Child playing counting games
In a five-year study, cognitive scientists will use simple counting games and activities to accelerate disadvantaged youngsters’ grasp of number concepts – and then monitor the effect on scholastic achievement. Heather Wuebker / Social Sciences Communications

Meet Agustin. He’s a Garden Grove preschooler who likes to play soccer. His parents, who speak only Spanish, hope that when their son grows up, he’ll go to college – preferably at UC Irvine, since Agustin’s father has worked on the campus grounds crew for 14 years.

One positive sign is that Agustin is already learning the number concepts he’ll need in years to come, says Barbara Sarnecka, UCI assistant professor of cognitive sciences.

“Research has shown that children’s conceptual understanding of cardinal numbers when they enter kindergarten predicts a lot about their future math and overall school performance,” she says.

In a study funded by the National Institutes of Health and published in both the Journal of Experimental Child Psychology and Cognition, Sarnecka discovered that these number concepts are usually acquired by middle-class children like Agustin at age 2 or 3. But youngsters in low-income families, she found, generally don’t learn them until 5 or 6.

Missing almost entirely from current research is how and when this happens among children from low-income, bilingual households. Sarnecka suspects that those facing the challenges of both limited resources and limited English may acquire key number concepts even later.

“There’s a lot of evidence that language development, which is tied to number-concept development in youngsters, differs between bilingual and monolingual children,” she says.

“We have a good idea about the kind of number-concept-development experiences that help middle-class kids like Agustin learn what they need to know before kindergarten. Children from low-income households are less likely to have those experiences, and this can create an academic disadvantage.”

Because math is a cumulative skill, Sarnecka explains, starting out behind makes it very hard to catch up. “In fact, most kids never do catch up,” she says. “Instead, they fall farther and farther behind as they get older.”

With a new $798,000 grant from the National Science Foundation, Sarnecka and her cognitive development lab assistants aim to close this gap.

Their five-year study, which began last July, first involves observation to better understand how number-concept and language learning occurs in children from different income and cultural backgrounds. The researchers will then use these findings to create bilingual games and activities that will help youngsters grasp number concepts sooner.

Study participants are now being recruited from Orange County Head Start sites, and their current language and number-concept skills will be assessed.

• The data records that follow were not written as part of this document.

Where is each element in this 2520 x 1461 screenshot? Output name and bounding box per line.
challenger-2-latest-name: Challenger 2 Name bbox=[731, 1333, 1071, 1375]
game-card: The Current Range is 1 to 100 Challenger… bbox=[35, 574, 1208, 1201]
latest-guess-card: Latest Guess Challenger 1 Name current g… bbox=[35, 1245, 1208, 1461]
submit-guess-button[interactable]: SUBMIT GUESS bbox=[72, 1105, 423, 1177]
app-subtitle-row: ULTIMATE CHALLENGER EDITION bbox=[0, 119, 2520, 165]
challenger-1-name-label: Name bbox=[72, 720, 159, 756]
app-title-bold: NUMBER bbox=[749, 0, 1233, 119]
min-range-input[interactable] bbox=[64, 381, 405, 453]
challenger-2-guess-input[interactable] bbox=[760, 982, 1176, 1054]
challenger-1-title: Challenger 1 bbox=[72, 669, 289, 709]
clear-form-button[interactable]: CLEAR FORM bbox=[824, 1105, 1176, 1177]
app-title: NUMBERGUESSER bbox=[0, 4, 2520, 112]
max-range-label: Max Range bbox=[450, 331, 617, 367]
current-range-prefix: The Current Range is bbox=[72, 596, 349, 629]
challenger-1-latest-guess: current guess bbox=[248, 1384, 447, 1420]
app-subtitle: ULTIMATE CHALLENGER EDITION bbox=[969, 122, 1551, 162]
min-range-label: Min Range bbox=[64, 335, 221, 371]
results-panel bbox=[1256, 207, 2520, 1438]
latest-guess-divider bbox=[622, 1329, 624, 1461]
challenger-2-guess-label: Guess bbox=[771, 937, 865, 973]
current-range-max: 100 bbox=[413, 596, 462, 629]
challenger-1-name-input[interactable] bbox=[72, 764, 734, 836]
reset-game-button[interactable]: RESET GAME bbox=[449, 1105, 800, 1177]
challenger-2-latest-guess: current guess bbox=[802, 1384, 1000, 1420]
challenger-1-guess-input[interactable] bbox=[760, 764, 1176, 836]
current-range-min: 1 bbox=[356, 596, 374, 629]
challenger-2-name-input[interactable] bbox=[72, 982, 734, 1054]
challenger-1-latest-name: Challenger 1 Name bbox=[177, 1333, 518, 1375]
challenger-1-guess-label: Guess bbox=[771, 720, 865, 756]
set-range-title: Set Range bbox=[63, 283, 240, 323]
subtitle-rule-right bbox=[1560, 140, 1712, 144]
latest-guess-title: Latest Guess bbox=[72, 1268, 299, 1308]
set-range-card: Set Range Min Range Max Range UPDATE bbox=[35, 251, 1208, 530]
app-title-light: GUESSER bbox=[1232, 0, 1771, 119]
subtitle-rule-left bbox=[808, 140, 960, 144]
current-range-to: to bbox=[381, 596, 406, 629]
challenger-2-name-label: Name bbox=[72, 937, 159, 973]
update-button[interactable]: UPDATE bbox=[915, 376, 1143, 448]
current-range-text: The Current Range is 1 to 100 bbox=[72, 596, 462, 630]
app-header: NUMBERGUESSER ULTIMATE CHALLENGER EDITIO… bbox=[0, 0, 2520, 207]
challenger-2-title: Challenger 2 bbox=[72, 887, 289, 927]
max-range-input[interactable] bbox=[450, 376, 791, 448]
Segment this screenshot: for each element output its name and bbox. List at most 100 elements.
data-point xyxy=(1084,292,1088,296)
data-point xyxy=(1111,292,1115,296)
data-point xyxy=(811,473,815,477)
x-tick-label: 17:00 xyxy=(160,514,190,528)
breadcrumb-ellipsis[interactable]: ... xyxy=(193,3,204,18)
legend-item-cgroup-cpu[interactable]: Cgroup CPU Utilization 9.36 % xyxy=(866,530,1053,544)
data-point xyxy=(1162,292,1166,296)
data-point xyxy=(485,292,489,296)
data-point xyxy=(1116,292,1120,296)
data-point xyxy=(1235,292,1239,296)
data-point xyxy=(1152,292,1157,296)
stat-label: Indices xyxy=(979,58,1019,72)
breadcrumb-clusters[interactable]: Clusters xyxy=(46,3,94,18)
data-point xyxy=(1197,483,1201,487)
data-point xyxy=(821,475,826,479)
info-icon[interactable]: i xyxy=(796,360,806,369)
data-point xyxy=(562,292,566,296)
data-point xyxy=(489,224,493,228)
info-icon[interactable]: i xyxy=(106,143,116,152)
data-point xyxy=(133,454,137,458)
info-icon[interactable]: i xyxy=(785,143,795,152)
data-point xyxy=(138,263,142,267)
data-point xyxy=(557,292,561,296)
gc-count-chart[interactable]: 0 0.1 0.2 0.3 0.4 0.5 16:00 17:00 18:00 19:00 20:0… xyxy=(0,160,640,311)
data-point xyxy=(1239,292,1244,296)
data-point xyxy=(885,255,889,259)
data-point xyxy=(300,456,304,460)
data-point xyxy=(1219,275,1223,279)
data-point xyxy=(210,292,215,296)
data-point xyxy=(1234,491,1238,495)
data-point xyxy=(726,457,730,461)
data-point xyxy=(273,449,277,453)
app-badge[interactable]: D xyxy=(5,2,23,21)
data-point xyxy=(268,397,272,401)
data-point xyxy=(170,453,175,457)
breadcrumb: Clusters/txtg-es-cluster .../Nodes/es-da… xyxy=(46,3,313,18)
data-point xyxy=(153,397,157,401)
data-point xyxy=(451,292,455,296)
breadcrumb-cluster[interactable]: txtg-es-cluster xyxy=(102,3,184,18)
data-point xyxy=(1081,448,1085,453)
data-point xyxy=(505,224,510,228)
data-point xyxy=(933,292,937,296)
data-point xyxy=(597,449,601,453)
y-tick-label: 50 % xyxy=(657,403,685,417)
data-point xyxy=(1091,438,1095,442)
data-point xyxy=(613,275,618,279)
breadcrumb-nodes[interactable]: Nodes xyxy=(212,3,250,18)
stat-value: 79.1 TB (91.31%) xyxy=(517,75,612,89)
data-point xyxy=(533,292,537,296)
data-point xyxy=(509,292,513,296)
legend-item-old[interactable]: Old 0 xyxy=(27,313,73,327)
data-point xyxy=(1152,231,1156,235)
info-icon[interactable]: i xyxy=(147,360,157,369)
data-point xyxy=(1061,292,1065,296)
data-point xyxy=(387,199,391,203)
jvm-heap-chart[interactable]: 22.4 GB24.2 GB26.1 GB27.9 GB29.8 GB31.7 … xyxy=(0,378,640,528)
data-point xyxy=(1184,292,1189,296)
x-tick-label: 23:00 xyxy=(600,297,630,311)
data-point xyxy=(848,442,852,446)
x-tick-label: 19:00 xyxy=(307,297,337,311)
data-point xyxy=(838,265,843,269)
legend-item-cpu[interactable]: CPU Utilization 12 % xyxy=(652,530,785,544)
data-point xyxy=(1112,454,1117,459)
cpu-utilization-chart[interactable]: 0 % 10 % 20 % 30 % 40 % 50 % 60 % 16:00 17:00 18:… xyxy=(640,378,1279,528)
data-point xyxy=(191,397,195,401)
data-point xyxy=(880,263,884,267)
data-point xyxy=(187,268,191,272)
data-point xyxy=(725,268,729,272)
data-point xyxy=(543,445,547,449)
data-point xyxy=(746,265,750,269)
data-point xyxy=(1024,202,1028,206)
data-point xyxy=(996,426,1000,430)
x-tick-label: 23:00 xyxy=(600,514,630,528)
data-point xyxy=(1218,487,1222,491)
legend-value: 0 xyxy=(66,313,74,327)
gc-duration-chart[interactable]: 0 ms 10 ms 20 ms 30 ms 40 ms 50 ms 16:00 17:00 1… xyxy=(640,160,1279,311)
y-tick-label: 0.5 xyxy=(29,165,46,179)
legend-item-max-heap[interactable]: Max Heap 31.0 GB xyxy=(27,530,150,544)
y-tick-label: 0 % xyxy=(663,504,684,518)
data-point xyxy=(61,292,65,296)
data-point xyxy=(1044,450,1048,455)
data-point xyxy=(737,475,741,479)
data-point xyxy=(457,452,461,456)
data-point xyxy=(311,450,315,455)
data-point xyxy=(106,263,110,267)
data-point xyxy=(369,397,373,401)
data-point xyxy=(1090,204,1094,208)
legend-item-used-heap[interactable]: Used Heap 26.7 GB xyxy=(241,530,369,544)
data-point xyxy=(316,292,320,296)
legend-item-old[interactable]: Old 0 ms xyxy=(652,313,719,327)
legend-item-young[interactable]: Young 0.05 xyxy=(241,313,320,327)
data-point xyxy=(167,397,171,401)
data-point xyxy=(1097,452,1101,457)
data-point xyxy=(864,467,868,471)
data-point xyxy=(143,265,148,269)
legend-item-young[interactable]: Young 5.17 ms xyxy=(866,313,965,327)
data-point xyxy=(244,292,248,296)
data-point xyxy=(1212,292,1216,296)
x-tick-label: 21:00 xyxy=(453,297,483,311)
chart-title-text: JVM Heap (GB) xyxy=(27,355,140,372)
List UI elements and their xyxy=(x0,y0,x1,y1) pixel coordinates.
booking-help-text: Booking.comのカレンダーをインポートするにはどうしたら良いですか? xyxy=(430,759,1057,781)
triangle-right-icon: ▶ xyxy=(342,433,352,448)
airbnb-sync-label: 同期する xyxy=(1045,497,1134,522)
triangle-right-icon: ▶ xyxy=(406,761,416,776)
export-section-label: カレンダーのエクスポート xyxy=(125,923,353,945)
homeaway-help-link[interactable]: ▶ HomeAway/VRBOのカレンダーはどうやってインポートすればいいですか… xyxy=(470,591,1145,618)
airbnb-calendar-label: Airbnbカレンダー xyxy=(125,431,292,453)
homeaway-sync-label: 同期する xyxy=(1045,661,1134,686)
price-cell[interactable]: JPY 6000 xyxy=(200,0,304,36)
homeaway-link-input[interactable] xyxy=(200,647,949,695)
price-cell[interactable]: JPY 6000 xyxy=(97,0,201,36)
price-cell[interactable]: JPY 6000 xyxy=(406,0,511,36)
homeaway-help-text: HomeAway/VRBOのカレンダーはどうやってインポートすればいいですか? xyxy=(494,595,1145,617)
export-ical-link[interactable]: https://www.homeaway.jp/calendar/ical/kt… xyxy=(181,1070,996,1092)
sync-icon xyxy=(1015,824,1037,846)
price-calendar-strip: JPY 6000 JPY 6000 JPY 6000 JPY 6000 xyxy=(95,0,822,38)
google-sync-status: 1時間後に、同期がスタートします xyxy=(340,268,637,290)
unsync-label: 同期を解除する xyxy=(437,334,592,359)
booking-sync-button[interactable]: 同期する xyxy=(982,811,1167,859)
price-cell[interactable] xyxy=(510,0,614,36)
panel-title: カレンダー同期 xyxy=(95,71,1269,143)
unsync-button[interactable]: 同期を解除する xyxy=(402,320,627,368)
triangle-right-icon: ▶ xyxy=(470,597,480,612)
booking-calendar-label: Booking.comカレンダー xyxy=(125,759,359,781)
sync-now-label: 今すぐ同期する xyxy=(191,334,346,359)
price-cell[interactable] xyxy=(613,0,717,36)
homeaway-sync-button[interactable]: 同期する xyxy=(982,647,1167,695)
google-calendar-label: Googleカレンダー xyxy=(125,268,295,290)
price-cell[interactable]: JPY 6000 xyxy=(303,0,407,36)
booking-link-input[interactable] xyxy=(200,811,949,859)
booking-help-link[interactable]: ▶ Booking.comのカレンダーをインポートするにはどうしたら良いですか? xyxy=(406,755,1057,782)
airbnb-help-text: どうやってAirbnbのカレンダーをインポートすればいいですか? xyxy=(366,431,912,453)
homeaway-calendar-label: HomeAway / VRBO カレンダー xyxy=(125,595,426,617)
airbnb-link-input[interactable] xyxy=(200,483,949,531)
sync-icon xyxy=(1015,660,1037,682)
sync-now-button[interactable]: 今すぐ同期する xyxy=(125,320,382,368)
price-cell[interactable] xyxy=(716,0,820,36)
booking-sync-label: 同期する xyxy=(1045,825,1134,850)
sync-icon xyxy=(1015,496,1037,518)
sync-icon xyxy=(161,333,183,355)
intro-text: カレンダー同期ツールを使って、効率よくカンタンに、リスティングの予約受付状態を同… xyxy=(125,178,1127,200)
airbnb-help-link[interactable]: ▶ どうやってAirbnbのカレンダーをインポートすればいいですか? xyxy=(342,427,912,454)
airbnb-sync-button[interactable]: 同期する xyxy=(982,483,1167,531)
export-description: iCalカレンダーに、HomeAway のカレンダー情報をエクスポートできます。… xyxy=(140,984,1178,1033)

Children selected for accelerated learning will spend one hour a week for four weeks reading counting books and playing number games with researchers, including Cristina Flores, Sarnecka’s bilingual lab manager.

The activities may seem simplistic – a spinner indicates whether to move one or two spaces on a game board, and the first to reach the end wins – but the study’s goal is substantial: improving the chances of future academic success for bilingual kids from low-income households.

At the end of the four-week period, participants will be reassessed to determine changes in number-concept and language skills compared with children in a control group, who’ll spend the same amount of time with researchers, reading books and playing games that don’t involve numbers.

Because the study is longitudinal, the youngsters will be monitored through age 6 – and potentially beyond – to see how the intervention affects future math achievement. If successful, says Flores, the effort could lead to the creation of formal preschool curricula supporting the early acquisition of number concepts.

“This type of applied research can really make a difference by giving kids the foundational knowledge they need, right from the start,” she says.